Question

$1.520g$ of the hydroxide of a metal, on ignition, gave $0.995\;g$ of the oxide. The equivalent weight of the metal is:
A: $1.520$
B: $0.995$
C: $19.00$
D: $9.00$

Answer 1

The equivalent weight ( $E$ ) of any element is equal to its atomic weight ( $M$ ) divided by the valence which it assumes in the compounds or simply the charge number. The charge number refers to the number of either protons- or hydroxide equivalents which the compound contains. So, we can write the formula as: $E = \dfrac{M}{{ch\arg e{\text{ }}number}}$

Complete step by step solution:
In the question, it is given that metal hydroxide on ignition leads to the formation of the metal oxide. This means that the hydroxide as well as oxide are being involved in the same reaction.

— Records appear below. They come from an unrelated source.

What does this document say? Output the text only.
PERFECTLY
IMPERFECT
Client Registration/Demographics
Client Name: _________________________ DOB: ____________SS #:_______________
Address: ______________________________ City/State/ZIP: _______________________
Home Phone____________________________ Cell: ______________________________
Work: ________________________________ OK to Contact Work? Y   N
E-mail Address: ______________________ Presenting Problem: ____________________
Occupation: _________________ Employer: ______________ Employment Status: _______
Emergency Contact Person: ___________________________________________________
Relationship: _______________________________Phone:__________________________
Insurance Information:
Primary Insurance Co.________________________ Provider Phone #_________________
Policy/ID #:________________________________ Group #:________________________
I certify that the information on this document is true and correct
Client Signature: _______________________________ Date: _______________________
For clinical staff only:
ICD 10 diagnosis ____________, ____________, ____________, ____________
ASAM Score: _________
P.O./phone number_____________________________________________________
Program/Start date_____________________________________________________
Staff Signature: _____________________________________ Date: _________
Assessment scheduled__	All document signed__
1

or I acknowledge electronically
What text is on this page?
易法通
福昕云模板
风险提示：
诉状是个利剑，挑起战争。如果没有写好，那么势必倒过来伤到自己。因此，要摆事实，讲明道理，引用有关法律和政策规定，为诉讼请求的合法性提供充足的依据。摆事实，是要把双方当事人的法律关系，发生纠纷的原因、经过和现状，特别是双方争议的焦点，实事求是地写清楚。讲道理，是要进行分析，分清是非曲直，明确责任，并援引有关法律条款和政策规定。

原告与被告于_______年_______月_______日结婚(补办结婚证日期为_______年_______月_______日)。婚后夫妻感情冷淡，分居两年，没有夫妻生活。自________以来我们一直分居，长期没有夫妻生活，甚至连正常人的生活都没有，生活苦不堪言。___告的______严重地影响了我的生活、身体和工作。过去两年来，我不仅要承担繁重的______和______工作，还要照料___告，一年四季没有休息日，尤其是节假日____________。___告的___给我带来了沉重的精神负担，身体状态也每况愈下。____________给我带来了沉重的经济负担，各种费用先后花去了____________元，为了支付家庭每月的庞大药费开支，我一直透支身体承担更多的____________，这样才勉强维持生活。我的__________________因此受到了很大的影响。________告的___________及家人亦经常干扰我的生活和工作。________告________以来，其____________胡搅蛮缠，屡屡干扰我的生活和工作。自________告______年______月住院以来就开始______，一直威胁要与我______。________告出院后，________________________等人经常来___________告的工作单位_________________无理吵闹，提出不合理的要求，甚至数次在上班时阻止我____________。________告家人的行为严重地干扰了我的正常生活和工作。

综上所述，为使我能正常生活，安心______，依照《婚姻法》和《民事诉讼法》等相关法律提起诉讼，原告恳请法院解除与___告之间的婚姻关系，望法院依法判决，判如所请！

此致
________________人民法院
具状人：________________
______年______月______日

Thus, the ratio of the molecular weight of metal hydroxide and metal oxide will be equal to the ratio of the equivalent weight of metal hydroxide and metal oxide i.e.
$\dfrac{{molecular{\text{ }}weight{\text{ }}of{\text{ }}metal{\text{ }}hydroxide}}{{molecular{\text{ }}weight{\text{ }}of{\text{ }}metal{\text{ }}oxide}} = \dfrac{{equivalent{\text{ }}weight{\text{ }}of{\text{ }}metal + equivalent{\text{ }}weight{\text{ }}of{\text{ }}O{H^ - }}}{{equivalent{\text{ }}weight{\text{ }}of{\text{ }}metal + equivalent{\text{ }}weight{\text{ }}of{\text{ }}{O^{2 - }}}}$
One equivalent of metal reacts with the one mole of hydroxide ( $OH$ ), i.e. $16 + 1 = 17g$
In the same manner, one equivalent of metal reacts with the $1/2$ mole oxygen atoms, i.e., $\dfrac{{16}}{2} = 8g$ of oxygen atoms.
Let us suppose $E$ is the equivalent weight of metal and let us assume ‘ $x$ ’ as the number of gram equivalents of metal hydroxide that has been ignited.
Therefore,
Molecular weight of metal hydroxide $= 1.520g$ (Given)
Molecular weight of metal oxide $= 0.995g$ (Given)
Equivalent weight of metal $+$ equivalent weight of $O{H^ - }{\text{ = }}x\left( {E + 17} \right)$
Equivalent weight of metal $+$ equivalent weight of ${O^{2 - }}{\text{ = }}x\left( {E + 8} \right)$
Thus, substituting the values in the aforementioned ratio, we get:
$\dfrac{{1.520}}{{0.995}} = \dfrac{{x(E + 17)}}{{x(E + 8)}}$
$\therefore E = 9.06g$
Hence, the equivalent weight of the metal is $9.06g \simeq 9.0g$ . Therefore, the correct answer is Option D.

Note:
A gram equivalent refers to the ratio of the number of grams of the substance that is present and its equivalent weight. We can say that it can also be expressed as the number of the charge elements present times the total number of moles i.e. n.